The much-anticipated autumn edition of Milan Fashion Week will start on Wednesday, September 20th. Photo by Miguel MEDINA / AFP


Bad weather – According to the latest weather forecasts, cold air fronts that moved in from eastern Europe last week are expected to sweep acrosss Italy on Wednesday, September 21st. 

Southern regions, especially those facing the Adriatic, are expected to be hit by localised rainstorms, which, depending on the area, might turn out to be of medium or even high intensity. 

Temperatures, experts say, should also return to season averages after the unusual heat of the past few days.


Pompeii Street Festival – The second edition of the Pompeii Street Festival will start on Thursday, September 22nd. 

Prior to being destroyed by a catastrophic eruption of Mount Vesuvius in 79 AD, Pompeii was a thriving Roman city whose houses were famously decorated with beautiful frescoes and tempera paintings – many of these are still visible in today’s archaeological site. 

Pompeii's archeological site, south of Naples.

The second edition of the Pompeii Street Festival will start on Thursday, September 22nd. Photo by Andreas SOLARO / AFP

The upcoming festival will celebrate Pompeii’s ancient ‘street art’ with a series of events ranging from art to cinema to photography. 


Lucca Film Festival – One of Italy’s most renowned film festivals, Lucca Film Festival, will start on Friday, September 23rd. 

The festival, whose first edition was held back in 2005, will once again offer screenings, conferences and performances ranging from mainstream to art-house cinema.

This year’s festival will also host a number of illustrious guests, including Italian director Giuseppe Tornatore and Welsh director Peter Greenaway.


General elections – Italy’s general elections will take place on Sunday, September 25th. 

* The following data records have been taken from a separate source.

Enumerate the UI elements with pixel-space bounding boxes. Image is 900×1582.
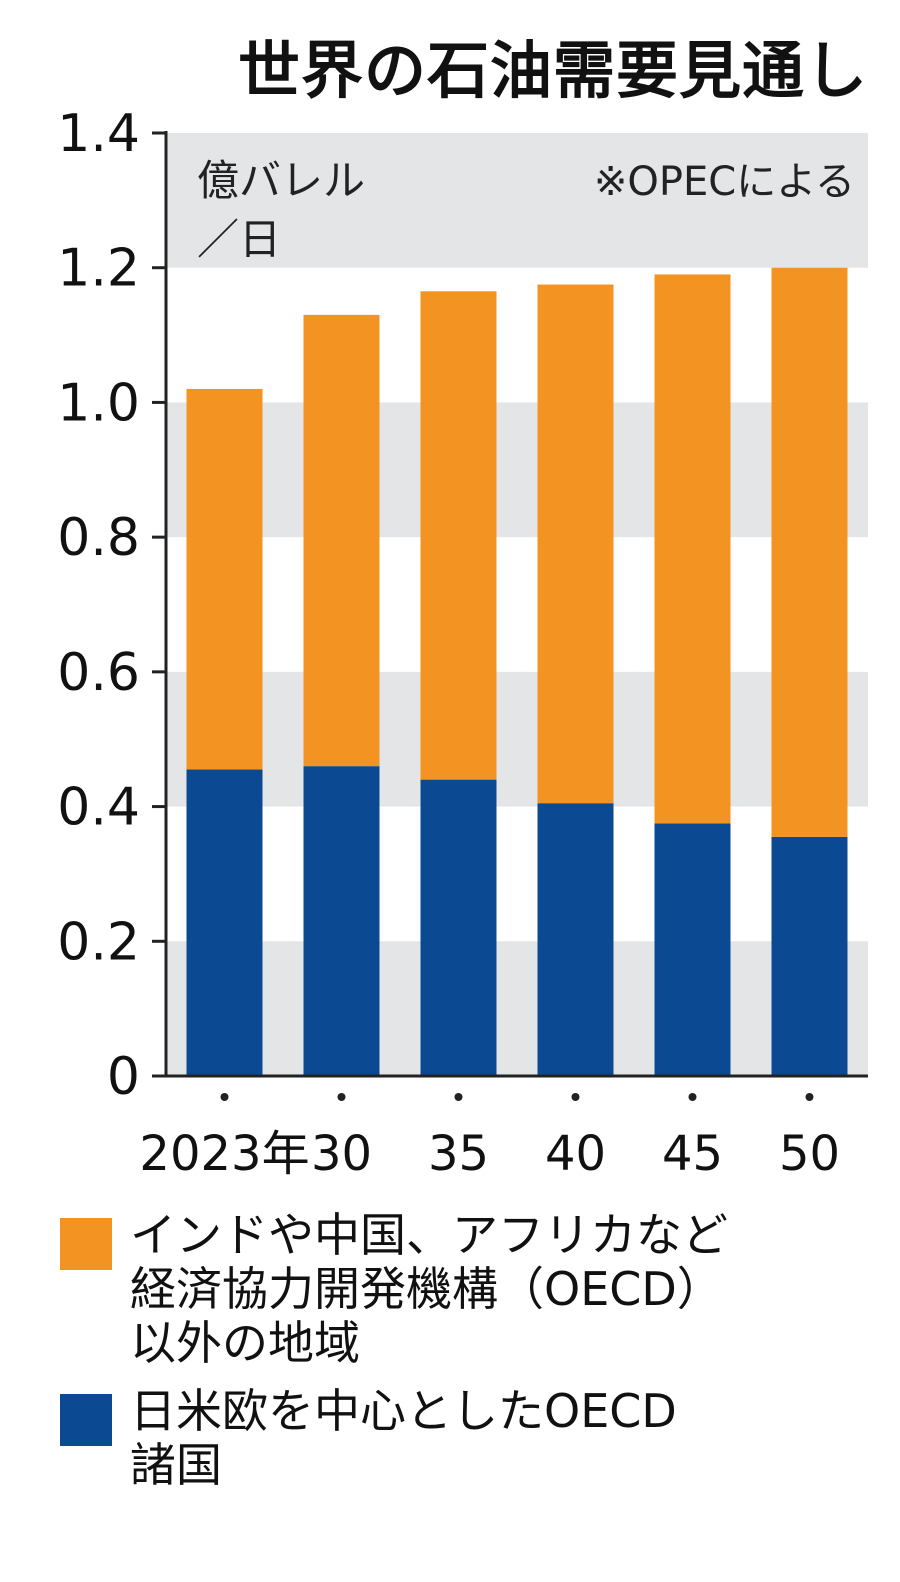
legend-label-line: インドや中国、アフリカなど [130,1208,728,1262]
legend: インドや中国、アフリカなど 経済協力開発機構（OECD） 以外の地域日米欧を中心とし… [60,1208,880,1492]
legend-label-line: 経済協力開発機構（OECD） [130,1262,723,1316]
legend-label-line: 日米欧を中心としたOECD [130,1384,677,1438]
x-tick-dot [571,1093,580,1101]
y-tick-label: 1.4 [57,104,140,164]
grid-band [166,402,868,538]
unit-label-line1: 億バレル [197,156,365,205]
grid-band [166,133,868,268]
y-tick-label: 1.0 [57,373,140,433]
bar-oecd [537,803,614,1076]
unit-label-line2: ／日 [197,215,281,264]
y-tick-label: 0.4 [57,778,140,838]
x-tick-label: 30 [311,1126,372,1182]
y-tick-label: 0.6 [57,643,140,703]
x-tick-dot [805,1093,814,1101]
bar-oecd [654,823,731,1076]
bar-oecd [420,779,497,1076]
y-tick-label: 1.2 [57,239,140,299]
bar-oecd [303,766,380,1076]
legend-label-line: 以外の地域 [130,1316,360,1370]
legend-swatch-oecd [60,1394,112,1446]
bar-oecd_other [186,388,263,770]
y-tick-label: 0.2 [57,912,140,972]
chart-title: 世界の石油需要見通し [237,34,868,107]
legend-item-oecd: 日米欧を中心としたOECD 諸国 [60,1384,880,1492]
bar-oecd_other [771,267,848,837]
legend-label-line: 諸国 [130,1438,222,1492]
bar-oecd_other [303,314,380,767]
bar-oecd_other [420,291,497,780]
x-tick-dot [454,1093,463,1101]
x-tick-label: 35 [428,1126,489,1182]
bar-oecd [771,836,848,1076]
bar-chart: 億バレル ／日 ※OPECによる 0 0.2 0.4 0.6 0.8 1.0 1.2 1.4 2… [57,104,868,1182]
y-tick-label: 0 [107,1047,140,1107]
bar-oecd_other [537,284,614,804]
grid-band [166,941,868,1076]
x-tick-label: 2023年 [139,1126,309,1182]
y-tick-label: 0.8 [57,508,140,568]
legend-item-oecd_other: インドや中国、アフリカなど 経済協力開発機構（OECD） 以外の地域 [60,1208,880,1370]
x-tick-label: 50 [779,1126,840,1182]
x-tick-dot [220,1093,229,1101]
x-tick-dot [337,1093,346,1101]
x-tick-label: 40 [545,1126,606,1182]
x-tick-label: 45 [662,1126,723,1182]
bar-oecd [186,769,263,1076]
bar-oecd_other [654,274,731,824]
source-note: ※OPECによる [594,159,855,205]
x-tick-dot [688,1093,697,1101]
legend-swatch-oecd_other [60,1218,112,1270]
grid-band [166,671,868,807]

Polling stations across the country will open at 7am and shut at 11pm, with counting expected to start immediately after. 

READ ALSO: EXPLAINED: Five ways Italy’s 2022 elections will be different

Though foreign EU nationals who legally reside in Italy can register to vote in municipal and European parliamentary elections, only Italian citizens can vote in the country’s general elections.

All voters living in Italy cast their ballots in the town in which they are registered to vote, i.e. their comune, and at the specific polling station assigned to them.